Pete Davidson has cleaned up his act. I couldn’t be happier for him
![Pete Davidson has cleaned up his act. I couldn’t be happier for him](https://landerspark.com/wp-content/uploads/2025/02/pete-davidson.jpg)
Pete Davidson sure does clean up nice.
The comedian, who was once covered in nearly 200 tattoos, appeared this week in a new ad for the women’s fashion brand Reformation, showing off an ink-free torso. His arms and legs are also the pale shade of his God-given flesh.
It was a welcome change from his former look — a scrawny, scribbled-on frame that could have been mistaken for a graffitied wall on the Lower East Side.
The 31-year-old Staten Island native looks healthy. He looks happy (the animated movie “Dog Man,” in which he voices a villainous cat, topped the box office this week). He looks like he has gone through some sort of magical portal into adulthood.
And the world on the other side of that door seems pretty sweet for Davidson, who New York has watched grow up.
He joined “Saturday Night Live” as a 20-year-old and endured very public battles with both substance abuse and mental health; his tats were, seemingly, physical manifestations of that turbulence. He’s reportedly been on a mission to wipe them off his body since 2020.
“I was a sad boy,” he recently told Jimmy Fallon in his trademark self-deprecating manner. “It was a weird time.”
He also copped to the obvious: His taste in the curation of his body art was, um, questionable. SpongeBob, at least six Harry Potter tattoos, a toaster and the word “Warning“ were some of the masterpieces he chose.
“I made a lot of those decisions when, you know, before rehab. So I got the dumbest tattoos,” Davidson told Seth Meyers.
The actual process, he admitted, was worse than getting inked. But he’s clearly committed. And it’s impossible to not root for the guy — for his well-being, sanity and stability.
His life has been imprinted by so many Big Apple cultural hallmarks and, also, our great tragedies. He lost his firefighter father on 9/11 and remains close to his Staten Island roots, even if he does take the occasional dig at his home borough.
But it’s clear he loves it. What else could drive someone to buy a decommissioned Staten Island ferry for $280K, like he did with his former “SNL” co-star Colin Jost? Even if you think it’s nuts, you’ve gotta admit that’s the ultimate expression of sentimentality.

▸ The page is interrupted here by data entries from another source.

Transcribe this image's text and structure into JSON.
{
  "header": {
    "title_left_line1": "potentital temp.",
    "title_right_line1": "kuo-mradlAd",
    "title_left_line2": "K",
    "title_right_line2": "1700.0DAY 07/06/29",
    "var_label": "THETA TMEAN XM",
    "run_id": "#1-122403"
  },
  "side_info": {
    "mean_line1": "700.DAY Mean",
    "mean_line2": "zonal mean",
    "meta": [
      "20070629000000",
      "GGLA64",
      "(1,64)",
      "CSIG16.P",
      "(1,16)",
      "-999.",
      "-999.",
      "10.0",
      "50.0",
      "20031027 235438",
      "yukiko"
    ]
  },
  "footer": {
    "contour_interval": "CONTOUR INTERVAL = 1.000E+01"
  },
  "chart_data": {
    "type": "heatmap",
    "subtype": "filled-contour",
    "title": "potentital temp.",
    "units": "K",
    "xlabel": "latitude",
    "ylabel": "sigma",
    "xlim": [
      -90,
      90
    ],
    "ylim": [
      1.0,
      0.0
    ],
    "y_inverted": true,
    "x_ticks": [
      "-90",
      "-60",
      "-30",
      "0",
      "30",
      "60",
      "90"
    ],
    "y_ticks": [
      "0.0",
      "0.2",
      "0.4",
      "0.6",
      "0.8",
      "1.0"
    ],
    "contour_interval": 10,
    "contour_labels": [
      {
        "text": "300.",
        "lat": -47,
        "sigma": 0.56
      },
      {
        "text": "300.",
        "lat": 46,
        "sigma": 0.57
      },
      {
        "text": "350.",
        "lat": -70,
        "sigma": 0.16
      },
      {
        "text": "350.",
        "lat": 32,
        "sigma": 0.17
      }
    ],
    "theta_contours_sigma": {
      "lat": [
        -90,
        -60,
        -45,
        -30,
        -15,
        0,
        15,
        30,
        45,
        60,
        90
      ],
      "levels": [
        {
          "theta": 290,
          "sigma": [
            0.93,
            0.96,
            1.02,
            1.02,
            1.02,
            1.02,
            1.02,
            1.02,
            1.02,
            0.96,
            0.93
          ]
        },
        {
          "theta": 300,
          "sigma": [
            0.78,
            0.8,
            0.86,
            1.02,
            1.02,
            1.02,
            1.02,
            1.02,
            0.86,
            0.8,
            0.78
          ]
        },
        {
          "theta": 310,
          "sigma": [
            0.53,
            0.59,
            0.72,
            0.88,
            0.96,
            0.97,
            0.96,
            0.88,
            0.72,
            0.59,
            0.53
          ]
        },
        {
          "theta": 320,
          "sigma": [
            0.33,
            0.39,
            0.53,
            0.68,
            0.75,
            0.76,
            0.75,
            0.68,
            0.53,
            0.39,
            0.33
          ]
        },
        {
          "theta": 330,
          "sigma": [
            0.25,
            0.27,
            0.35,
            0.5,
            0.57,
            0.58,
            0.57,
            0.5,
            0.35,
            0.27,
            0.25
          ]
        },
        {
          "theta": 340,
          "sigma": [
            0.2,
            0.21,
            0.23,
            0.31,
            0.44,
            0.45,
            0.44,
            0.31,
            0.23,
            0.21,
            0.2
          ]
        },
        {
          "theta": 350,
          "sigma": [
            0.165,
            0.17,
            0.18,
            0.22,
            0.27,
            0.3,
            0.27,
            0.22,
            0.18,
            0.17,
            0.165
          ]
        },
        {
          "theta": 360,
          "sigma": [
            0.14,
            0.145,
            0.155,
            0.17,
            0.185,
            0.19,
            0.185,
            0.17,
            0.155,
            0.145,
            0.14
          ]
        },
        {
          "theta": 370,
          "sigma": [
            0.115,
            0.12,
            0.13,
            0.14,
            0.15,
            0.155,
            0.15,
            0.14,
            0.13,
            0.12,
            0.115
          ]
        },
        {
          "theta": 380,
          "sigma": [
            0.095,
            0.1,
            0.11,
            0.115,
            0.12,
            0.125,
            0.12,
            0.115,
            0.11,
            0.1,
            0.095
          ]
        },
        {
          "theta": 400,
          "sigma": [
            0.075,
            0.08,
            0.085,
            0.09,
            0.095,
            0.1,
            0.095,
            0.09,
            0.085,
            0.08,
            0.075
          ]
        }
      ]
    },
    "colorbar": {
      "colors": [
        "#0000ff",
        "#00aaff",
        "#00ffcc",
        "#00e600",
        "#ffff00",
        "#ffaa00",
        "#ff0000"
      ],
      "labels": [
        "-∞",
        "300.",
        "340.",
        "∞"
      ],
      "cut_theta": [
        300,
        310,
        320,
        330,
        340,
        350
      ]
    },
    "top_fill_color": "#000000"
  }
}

Davidson is a quintessential New York character with the outer-borough attitude to match. That’s an almost endangered species these days.
And I know there are plenty of confused folks on the internet who can’t quite seem to pinpoint or define his unconventional magnetism — the same one that helped him to pull a roster of beautiful celebs including Kim Kardashian, Margaret Qualley, Kate Beckinsale, Ariana Grande and Kaia Gerber.
Jokes about big d–k energy — a cheeky phrase coined specially for him a few years ago — aside, I think it’s his humor and the willingness to tuck away his ego.
For a video with Reformation, he plays a doting boyfriend who love bombs a girl off-camera. But that’s his trick. He’s in on the joke. Always poking fun at himself and unabashedly wearing his heart, and bad decisions, on his sleeve.
Like a good New Yorker, he’s busting his own chops.
I witnessed Davidson’s commanding charm firsthand back in 2016, during a Springsteen show at Madison Square Garden. I sat in front of him and his friends. He offered me a hit of his joint; content with my beer, I politely declined.
But later, when his pals were chatting loudly as Springsteen started to play one one of my favorite songs, “Fade Away,” I told them to pipe down so I could hear it. A cheeky Davidson, partly poking fun at me and partly being a good neighbor, told them, “Everyone shut up. It’s her favorite song. This is her time.”
Everyone did, in fact, shut up, after a few laughs. I got to hear the sentimental song, uninterrupted. And I flashed him a grateful grin.
I’m glad to see, nearly a decade later, that he hasn’t chosen to “fade away” and instead seems ready to write a whole new chapter on his own blank slate.